Frequently Asked Questions About Pressure Cooker Lentil Soup with Kale
Can you make this vegetable soup without a pressure cooker? Yeah, but it takes longer. Maybe forty-five minutes simmering on the stove instead of twenty-five. The lentils soften the same way eventually. Just watch the kale — add it at the very end so it doesn’t get destroyed.
What can you substitute for green lentils in this healthy kale stew? Brown lentils work. They’re softer, fall apart more easily. Red lentils turn to mush. Doesn’t work for this. Stick with green.
Can you freeze this smoked paprika lentil stew? Freezes fine. Let it cool completely first. Kale gets a bit softer when you thaw it, but the flavor’s still there. Three months max.

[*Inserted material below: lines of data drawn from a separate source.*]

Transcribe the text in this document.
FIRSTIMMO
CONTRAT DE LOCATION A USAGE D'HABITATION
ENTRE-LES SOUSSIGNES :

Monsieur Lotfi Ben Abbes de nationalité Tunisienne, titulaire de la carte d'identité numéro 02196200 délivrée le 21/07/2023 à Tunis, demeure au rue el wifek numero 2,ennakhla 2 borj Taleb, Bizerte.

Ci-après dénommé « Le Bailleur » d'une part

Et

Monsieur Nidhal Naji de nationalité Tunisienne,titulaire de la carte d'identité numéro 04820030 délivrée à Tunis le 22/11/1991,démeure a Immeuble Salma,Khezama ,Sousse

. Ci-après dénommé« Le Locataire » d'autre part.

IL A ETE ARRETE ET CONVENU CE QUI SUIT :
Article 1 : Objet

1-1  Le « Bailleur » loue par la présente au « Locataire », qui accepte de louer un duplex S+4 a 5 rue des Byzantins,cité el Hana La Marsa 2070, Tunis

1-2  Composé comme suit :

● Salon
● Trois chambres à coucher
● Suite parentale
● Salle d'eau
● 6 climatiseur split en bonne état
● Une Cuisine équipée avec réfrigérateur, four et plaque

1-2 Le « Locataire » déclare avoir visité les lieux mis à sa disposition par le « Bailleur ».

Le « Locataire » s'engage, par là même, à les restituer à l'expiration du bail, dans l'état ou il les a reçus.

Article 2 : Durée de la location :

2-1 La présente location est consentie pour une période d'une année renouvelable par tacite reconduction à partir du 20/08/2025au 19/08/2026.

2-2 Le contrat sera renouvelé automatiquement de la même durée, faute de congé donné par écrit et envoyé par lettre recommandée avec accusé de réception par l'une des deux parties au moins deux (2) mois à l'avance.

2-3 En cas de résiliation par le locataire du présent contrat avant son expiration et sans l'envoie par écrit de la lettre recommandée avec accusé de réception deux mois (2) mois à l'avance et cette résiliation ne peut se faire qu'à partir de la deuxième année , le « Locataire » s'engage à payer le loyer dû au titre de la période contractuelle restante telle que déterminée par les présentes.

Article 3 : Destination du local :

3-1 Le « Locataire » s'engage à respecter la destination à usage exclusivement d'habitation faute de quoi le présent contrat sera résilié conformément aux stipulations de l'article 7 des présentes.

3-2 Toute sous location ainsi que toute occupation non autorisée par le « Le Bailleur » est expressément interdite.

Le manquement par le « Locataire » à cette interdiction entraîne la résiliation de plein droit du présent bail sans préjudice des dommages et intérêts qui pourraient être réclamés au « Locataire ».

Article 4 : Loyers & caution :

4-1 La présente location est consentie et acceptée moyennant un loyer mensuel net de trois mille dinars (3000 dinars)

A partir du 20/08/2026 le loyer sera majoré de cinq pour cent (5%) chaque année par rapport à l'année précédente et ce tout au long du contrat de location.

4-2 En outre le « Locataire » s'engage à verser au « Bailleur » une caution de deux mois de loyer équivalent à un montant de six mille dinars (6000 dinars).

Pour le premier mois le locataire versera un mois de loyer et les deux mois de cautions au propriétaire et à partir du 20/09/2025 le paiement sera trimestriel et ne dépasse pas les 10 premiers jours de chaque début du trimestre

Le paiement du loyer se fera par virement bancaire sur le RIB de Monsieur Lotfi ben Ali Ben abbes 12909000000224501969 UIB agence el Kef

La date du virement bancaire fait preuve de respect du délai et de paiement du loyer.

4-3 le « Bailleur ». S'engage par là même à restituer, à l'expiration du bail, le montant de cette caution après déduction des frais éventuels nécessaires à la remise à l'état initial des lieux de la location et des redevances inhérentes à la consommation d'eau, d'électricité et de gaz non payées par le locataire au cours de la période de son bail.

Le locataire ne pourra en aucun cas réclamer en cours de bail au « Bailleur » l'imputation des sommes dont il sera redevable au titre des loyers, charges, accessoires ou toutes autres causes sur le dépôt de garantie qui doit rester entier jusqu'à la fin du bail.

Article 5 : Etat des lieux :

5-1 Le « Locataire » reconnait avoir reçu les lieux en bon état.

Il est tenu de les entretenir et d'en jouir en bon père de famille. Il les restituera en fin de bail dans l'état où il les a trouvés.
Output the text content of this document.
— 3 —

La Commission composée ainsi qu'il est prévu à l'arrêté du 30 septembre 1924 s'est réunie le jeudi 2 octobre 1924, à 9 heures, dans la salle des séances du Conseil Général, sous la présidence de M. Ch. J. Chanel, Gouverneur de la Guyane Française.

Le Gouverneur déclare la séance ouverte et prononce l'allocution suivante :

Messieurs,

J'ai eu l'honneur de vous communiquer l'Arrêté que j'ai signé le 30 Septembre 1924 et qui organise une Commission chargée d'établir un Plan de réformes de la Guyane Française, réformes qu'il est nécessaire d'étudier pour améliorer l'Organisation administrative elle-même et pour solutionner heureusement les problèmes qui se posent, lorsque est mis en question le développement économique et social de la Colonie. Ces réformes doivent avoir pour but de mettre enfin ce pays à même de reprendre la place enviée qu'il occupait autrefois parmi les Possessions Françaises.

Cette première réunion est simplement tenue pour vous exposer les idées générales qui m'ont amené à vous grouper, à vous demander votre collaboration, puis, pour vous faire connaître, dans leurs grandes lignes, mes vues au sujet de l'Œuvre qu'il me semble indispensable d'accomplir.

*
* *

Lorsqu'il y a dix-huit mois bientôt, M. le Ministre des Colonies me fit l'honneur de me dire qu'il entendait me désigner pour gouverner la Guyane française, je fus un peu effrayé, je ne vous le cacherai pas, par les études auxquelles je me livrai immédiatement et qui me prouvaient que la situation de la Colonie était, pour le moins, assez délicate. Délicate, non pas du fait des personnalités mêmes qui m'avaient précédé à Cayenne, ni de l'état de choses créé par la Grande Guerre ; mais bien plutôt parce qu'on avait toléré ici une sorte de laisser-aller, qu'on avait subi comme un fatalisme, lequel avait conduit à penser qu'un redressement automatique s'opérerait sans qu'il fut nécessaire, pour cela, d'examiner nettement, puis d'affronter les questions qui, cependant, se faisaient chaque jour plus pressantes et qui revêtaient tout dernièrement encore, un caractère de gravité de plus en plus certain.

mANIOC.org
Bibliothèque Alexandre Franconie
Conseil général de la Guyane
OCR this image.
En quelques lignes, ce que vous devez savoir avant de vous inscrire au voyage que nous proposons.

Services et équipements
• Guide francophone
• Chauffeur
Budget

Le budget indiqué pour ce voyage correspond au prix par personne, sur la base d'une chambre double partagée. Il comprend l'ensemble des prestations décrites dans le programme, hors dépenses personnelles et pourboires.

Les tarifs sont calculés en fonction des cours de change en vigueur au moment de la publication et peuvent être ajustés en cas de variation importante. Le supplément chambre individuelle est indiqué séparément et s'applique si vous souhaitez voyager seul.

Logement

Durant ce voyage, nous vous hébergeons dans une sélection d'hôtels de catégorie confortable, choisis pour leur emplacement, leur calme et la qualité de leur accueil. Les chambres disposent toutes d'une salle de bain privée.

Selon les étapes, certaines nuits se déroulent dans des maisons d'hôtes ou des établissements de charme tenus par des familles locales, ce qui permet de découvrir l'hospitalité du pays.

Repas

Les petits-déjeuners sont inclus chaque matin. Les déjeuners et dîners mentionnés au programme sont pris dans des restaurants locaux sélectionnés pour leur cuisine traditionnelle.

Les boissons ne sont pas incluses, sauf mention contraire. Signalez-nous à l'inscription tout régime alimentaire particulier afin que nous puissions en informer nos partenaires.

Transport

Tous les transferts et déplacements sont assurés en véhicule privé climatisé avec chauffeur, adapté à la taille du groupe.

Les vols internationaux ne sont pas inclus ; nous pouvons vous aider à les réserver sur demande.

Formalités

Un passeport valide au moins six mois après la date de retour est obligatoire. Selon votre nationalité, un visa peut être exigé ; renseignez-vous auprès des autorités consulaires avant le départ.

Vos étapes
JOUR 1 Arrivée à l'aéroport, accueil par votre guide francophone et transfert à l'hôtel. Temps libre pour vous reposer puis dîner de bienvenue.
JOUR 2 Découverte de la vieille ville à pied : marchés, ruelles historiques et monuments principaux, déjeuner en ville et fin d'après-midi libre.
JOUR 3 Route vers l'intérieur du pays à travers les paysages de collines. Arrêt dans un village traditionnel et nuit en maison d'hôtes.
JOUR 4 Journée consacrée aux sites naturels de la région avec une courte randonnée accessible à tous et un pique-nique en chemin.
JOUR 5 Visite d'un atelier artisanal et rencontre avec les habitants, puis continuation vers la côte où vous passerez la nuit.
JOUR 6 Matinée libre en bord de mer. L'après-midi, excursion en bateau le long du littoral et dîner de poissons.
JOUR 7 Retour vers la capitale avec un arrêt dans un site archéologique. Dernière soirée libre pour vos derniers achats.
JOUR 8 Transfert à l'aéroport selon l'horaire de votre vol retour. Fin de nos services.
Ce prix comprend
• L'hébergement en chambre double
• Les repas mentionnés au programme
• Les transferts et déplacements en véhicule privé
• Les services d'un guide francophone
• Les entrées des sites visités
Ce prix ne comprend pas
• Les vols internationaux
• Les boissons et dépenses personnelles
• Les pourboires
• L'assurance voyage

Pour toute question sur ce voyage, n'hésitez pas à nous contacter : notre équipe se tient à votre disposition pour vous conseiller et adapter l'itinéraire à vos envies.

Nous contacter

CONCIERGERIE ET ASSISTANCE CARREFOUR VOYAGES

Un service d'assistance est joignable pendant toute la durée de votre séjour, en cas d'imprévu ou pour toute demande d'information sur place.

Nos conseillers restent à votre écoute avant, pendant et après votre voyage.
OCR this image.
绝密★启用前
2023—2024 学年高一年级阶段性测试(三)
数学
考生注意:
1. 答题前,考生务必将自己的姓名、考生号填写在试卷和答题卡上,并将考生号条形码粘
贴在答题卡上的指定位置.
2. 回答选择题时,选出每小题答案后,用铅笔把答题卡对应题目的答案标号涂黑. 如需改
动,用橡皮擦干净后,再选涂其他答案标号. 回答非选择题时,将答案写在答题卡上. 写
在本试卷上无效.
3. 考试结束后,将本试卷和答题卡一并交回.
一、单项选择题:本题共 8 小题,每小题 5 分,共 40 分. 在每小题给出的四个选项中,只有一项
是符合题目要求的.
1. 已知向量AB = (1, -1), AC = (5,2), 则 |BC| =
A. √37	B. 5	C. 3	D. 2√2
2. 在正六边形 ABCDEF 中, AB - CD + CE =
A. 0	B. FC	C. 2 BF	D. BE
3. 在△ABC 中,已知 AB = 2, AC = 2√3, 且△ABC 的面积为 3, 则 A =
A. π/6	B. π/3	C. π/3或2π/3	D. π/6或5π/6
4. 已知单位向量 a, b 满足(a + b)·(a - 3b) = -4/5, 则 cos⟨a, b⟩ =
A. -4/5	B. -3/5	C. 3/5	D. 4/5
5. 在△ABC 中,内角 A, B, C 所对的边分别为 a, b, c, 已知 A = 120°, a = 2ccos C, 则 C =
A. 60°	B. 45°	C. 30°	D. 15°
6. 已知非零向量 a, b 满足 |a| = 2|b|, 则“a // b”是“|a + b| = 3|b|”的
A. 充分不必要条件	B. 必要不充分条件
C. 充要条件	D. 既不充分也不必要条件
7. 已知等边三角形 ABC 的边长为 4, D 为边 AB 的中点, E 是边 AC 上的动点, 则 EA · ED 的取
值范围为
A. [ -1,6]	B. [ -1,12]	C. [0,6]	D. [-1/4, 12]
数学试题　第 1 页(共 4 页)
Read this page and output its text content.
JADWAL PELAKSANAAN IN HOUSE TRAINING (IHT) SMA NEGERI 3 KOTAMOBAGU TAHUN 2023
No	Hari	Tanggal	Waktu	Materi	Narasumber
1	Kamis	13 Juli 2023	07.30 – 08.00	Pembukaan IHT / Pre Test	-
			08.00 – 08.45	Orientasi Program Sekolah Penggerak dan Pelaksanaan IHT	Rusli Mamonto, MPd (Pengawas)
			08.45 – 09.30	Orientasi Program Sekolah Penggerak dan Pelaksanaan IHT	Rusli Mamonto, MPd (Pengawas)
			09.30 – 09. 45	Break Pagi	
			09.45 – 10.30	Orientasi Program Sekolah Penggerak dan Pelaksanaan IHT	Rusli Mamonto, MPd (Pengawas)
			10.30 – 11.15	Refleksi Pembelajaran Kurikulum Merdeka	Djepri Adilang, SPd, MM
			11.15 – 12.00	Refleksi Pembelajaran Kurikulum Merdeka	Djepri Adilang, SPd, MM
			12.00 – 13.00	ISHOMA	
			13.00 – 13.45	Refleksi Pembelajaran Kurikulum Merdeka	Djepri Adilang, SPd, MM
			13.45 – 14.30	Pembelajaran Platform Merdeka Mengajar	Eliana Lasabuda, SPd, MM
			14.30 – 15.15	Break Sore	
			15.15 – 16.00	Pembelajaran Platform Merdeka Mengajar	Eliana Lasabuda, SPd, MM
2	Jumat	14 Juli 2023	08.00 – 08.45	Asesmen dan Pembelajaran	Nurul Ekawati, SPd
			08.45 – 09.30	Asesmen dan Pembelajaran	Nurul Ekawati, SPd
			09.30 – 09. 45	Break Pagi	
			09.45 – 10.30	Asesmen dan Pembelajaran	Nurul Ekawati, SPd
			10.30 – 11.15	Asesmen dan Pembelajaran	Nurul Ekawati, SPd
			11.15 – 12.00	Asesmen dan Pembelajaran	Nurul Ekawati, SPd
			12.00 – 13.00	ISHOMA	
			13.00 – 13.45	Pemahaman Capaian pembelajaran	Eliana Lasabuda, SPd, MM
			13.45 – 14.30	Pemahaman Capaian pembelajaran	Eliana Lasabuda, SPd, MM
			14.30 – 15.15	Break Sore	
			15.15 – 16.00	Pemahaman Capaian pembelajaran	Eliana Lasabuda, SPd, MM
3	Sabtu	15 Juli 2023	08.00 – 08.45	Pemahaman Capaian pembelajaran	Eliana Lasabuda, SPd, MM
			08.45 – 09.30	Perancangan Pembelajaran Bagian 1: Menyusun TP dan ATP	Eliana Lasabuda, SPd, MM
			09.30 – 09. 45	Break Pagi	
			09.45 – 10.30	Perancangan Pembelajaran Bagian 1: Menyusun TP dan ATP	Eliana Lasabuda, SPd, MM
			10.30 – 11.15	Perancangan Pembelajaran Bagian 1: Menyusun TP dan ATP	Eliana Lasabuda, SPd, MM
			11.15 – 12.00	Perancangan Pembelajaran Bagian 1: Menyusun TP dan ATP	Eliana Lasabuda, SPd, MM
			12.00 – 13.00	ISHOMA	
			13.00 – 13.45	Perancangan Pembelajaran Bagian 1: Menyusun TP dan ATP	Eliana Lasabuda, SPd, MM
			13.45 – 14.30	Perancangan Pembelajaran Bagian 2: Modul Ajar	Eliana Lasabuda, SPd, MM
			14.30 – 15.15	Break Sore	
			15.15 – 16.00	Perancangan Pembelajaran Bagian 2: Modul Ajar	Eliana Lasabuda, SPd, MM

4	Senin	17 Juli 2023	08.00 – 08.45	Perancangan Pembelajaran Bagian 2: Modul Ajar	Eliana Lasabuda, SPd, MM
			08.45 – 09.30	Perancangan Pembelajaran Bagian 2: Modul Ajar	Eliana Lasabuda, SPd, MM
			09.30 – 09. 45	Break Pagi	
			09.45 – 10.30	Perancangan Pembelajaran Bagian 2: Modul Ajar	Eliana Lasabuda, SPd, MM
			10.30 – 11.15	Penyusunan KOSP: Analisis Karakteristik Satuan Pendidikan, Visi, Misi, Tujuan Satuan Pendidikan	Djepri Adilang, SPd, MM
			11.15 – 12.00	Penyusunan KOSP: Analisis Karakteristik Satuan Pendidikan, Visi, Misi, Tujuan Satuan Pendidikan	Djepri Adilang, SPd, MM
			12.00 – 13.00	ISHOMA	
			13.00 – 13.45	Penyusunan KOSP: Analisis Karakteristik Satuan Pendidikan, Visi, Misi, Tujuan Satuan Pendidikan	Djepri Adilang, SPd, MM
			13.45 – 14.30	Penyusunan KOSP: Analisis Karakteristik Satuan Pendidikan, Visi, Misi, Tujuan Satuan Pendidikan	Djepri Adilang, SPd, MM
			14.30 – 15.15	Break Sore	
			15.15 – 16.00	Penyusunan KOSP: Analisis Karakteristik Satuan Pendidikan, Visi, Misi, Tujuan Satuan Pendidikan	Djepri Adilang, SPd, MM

Does this vegetarian lentil soup need anything else to taste complete? No. It’s complete as is. Add lemon juice if you want brightness. Red pepper flakes if you want heat. Neither’s necessary.
How thick should the kale and green lentil stew actually be? Thick enough that the spoon doesn’t slide right through. Thick enough that it clings to the lentils. Not soup, not paste. Somewhere in the middle.
Is coconut aminos actually necessary for this pressure cooker lentil soup? Not technically. Soy sauce works. Tamari works. Salt works. Coconut aminos just adds this depth that tastes slightly different — not a replacement, just better. But if you don’t have it, it still works.